Role of Tibetan Plateau in the Indian monsoon

Role of Tibetan Plateau in the Indian monsoon
Posted on 18-08-2023

The Tibetan Plateau serves as a pivotal heat engine in the intricate mechanism of weather patterns. Elevated between 4000 and 5000 meters, this expanse spans around 2.5 million square kilometers. It stands enveloped by snow-clad mountain ranges and boasts limited vegetation cover. Consequently, during summer, it becomes an epicenter of intense heating, emerging as 20 to 30 degrees Celsius warmer than the surrounding air.

As summer unfolds and the sun's apparent movement draws near the Tropic of Cancer, the Tibetan Plateau experiences prolonged periods of elevated temperatures. This phenomenon induces the ascent of air to the upper troposphere, giving rise to a high-pressure zone in this upper layer of the atmosphere. This process engenders anti-cyclonic conditions and establishes a notable difference in pressure between the land and ocean regions. The outcome of this pressure gradient is the movement of air masses towards the Indian subcontinent, propelled by the equatorial easterly jet stream. Upon reaching the vicinity of the Mascarene Islands, located near Madagascar, this air current commences its descent, ultimately arriving at the Indian subcontinent as the southwest monsoon.

Monsoons, the cyclic winds that alter their course with the shifting seasons, are influenced by various factors, with the Tibetan Plateau holding a pivotal role. The summertime heating of the Tibetan Plateau stands as a primary driver in initiating and sustaining the complex monsoonal circulation. The Tibetan Plateau's impact on the atmosphere is twofold:

(i) Serving as a Physical Barrier The expansive mountain range acts as a formidable barrier, obstructing the intrusion of cold, arid air from northern latitudes into the subcontinent. Simultaneously, it redirects and amplifies the warm, moisture-laden winds emanating from the oceans, which are instrumental in propelling the monsoon.

(ii) Functioning as a High-Level Heat Source The summertime elevation in temperature across the Tibetan Plateau transforms it into a source of elevated heat. This thermal engine engenders a high-level thermal anticyclone over the plateau's mid-tropospheric region during summer. From this anticyclone, winds emanate in a clockwise pattern across the plateau's expanse. These winds give rise to easterly jet streams situated above, flowing from East to West along the southern perimeter of this upper air anticyclone.

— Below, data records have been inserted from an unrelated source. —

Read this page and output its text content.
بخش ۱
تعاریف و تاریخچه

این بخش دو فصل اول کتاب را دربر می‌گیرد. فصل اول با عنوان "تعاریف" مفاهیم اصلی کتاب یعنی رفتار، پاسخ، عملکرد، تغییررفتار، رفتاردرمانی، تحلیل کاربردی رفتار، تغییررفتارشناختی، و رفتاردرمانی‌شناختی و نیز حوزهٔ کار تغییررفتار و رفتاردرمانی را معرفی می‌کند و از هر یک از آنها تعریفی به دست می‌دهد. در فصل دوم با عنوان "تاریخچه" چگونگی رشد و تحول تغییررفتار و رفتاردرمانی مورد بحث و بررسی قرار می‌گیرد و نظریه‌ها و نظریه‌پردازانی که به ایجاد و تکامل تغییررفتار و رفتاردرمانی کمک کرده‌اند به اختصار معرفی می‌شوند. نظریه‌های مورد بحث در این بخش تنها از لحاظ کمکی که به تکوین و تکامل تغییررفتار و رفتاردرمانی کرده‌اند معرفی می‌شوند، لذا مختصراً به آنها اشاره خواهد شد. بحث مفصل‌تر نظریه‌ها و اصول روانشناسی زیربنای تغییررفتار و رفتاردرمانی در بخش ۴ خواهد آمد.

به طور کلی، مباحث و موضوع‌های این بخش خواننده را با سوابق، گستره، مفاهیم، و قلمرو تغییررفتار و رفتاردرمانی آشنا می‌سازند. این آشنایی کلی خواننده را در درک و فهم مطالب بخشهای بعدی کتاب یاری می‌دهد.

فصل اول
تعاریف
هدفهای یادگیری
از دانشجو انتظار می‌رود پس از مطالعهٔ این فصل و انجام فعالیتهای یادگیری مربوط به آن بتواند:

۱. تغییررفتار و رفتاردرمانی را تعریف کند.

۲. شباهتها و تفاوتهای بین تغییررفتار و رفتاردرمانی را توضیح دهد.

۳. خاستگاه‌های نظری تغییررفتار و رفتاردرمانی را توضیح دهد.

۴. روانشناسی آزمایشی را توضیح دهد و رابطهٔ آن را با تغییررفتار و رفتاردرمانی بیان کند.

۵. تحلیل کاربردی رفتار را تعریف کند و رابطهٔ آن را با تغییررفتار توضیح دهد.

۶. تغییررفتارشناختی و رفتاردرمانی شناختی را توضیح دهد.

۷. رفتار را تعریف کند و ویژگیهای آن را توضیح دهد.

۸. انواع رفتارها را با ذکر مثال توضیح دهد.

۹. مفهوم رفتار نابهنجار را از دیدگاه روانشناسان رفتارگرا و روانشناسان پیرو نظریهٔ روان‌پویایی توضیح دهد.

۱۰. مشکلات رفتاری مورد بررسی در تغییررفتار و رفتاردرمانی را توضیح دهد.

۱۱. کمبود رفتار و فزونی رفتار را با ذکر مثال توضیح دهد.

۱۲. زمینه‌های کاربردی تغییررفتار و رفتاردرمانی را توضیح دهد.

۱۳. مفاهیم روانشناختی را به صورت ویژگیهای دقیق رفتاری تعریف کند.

These upper-level easterly flows eventually descend upon the perennial high-pressure zone that forms over the southern Indian Ocean. This infusion intensifies the existing high-pressure conditions in the region. It is from this heightened pressure zone that the onshore winds originate, moving toward the thermally induced low-pressure sector evolving in the northern reaches of the Indian subcontinent. Upon traversing the equator, these surface winds undergo a directional shift, culminating in the formation of the South-West monsoon.